Simrat Hanspal

## Decoding Llama3: Part 4 - Rotary Positional Embeddings

We are continuing our series of Decoding Llama3 with Rotary Positional Embeddings in this blog.

# Introduction

To parallelize execution over tokens, we need to encode position, the transformer model, into word/token embeddings. In the transformer model, we used sinusoidal waves to derive positional embeddings.

Reference from Link. You can also learn more about them here.

Turns out that sinusoidal based positional embeddings are quite erratic, and the pattern is very hard to capture for the model. Due to this reason, models trained with sinusoidal positional embedding were purely memorising instead of learning position relevant patterns.

Take a look at this image below, you can see different vectors for different position values `m=0`

, `m=1`

... etc. You can’t find any pattern.

For more details, watch the video explanation by DeepLearning Hero.

Plotting perplexity for various input sequence lengths showed that the perplexity exploded immediately after the training sequence length, proving that the model is memorizing and hasn’t learned the pattern in the text to handle beyond the training data sequence length.

# ROPE Embeddings - The solution

ROPE embeddings were introduced in the RoFormer paper. The authors suggested that in order for Q.K(T) to be accurate, we need a function that maps not only similarity in the embeddings but also similarity in position.
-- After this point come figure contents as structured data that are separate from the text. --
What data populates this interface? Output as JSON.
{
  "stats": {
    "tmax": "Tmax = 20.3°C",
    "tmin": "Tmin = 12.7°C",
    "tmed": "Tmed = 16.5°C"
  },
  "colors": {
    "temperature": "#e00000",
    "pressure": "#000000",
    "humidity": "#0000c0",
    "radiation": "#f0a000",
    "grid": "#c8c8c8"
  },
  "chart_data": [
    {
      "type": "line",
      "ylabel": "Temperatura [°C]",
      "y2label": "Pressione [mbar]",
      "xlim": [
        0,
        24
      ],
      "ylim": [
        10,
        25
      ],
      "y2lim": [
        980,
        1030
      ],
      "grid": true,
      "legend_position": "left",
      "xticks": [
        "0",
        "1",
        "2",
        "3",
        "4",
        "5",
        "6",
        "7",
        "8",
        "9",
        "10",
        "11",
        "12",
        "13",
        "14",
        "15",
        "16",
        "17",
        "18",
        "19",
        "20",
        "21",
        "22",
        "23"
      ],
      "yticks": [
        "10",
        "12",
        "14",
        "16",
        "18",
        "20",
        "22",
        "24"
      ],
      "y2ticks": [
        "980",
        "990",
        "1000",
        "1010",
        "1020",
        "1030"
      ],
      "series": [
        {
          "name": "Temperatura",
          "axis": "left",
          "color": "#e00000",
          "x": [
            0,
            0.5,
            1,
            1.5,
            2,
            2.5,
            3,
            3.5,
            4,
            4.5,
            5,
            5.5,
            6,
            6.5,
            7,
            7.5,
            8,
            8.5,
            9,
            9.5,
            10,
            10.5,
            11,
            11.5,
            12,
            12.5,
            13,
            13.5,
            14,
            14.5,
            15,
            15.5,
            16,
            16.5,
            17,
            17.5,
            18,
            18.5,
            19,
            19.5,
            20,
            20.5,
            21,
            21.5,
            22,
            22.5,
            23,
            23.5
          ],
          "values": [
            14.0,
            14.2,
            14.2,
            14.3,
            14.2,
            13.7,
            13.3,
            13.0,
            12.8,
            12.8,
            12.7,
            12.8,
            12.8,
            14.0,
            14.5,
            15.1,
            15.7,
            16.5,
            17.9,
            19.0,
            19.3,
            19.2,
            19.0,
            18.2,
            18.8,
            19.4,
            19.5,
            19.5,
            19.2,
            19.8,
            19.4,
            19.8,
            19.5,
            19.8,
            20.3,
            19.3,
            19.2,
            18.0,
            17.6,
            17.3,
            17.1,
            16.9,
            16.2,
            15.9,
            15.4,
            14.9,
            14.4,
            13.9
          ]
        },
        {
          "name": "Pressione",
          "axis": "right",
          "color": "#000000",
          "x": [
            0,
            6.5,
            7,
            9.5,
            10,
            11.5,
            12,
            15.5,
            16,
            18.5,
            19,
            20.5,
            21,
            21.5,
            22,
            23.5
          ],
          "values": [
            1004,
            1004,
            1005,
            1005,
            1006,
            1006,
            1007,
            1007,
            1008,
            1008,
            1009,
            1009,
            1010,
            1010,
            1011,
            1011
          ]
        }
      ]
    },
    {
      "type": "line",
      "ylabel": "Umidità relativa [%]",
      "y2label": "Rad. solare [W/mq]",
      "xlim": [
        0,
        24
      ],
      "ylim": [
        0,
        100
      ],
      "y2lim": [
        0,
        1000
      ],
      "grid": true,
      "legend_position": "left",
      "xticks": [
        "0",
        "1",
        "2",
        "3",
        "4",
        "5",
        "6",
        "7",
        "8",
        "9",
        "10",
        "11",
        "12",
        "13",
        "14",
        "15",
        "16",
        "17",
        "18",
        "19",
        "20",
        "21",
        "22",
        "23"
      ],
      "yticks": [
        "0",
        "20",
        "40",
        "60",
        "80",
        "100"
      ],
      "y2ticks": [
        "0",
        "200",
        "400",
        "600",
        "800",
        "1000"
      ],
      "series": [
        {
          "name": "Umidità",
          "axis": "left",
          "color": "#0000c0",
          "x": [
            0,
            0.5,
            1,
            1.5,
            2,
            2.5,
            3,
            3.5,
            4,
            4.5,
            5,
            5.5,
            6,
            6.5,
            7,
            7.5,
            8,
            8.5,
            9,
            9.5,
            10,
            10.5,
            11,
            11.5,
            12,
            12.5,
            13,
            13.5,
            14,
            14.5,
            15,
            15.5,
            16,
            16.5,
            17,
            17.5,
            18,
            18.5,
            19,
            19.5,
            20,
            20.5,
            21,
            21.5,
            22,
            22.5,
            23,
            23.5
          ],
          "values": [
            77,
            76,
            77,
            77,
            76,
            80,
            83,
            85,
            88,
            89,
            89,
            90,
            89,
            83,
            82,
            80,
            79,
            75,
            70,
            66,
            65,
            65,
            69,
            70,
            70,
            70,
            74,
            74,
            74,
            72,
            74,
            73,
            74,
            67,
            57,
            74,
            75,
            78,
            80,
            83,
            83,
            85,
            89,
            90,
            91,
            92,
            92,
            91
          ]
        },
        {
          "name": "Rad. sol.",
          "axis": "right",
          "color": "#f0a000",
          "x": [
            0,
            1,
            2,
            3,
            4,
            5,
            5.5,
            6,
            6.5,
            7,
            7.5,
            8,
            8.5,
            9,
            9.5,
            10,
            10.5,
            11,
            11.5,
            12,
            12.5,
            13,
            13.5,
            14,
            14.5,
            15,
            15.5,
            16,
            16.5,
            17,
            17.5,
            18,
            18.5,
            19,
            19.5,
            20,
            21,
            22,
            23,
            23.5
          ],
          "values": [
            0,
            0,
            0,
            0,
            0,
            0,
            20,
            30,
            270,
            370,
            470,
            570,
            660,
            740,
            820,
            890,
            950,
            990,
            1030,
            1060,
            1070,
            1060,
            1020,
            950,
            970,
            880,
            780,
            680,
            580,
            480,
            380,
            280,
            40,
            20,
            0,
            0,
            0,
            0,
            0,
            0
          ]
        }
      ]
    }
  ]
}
That is, similar position embeddings should have similar inclination and this inclination should be a predictable pattern.

Take a look at the below image, the position vectors are even spaced and predictable.

Thereby introducing the concept of ROtary Positional Embeddings (ROPE), where the embedding vector is rotated to an angle corresponding to the position.

Below is the rotation matrix that is known to have a predictable pattern.

The challenge with this solution was that it works only for 2D. Hence, the authors came up with a solution that takes token pairs. This is why ROPE embeddings require dimensions of even length.

The paper has a very neat visualization of the process.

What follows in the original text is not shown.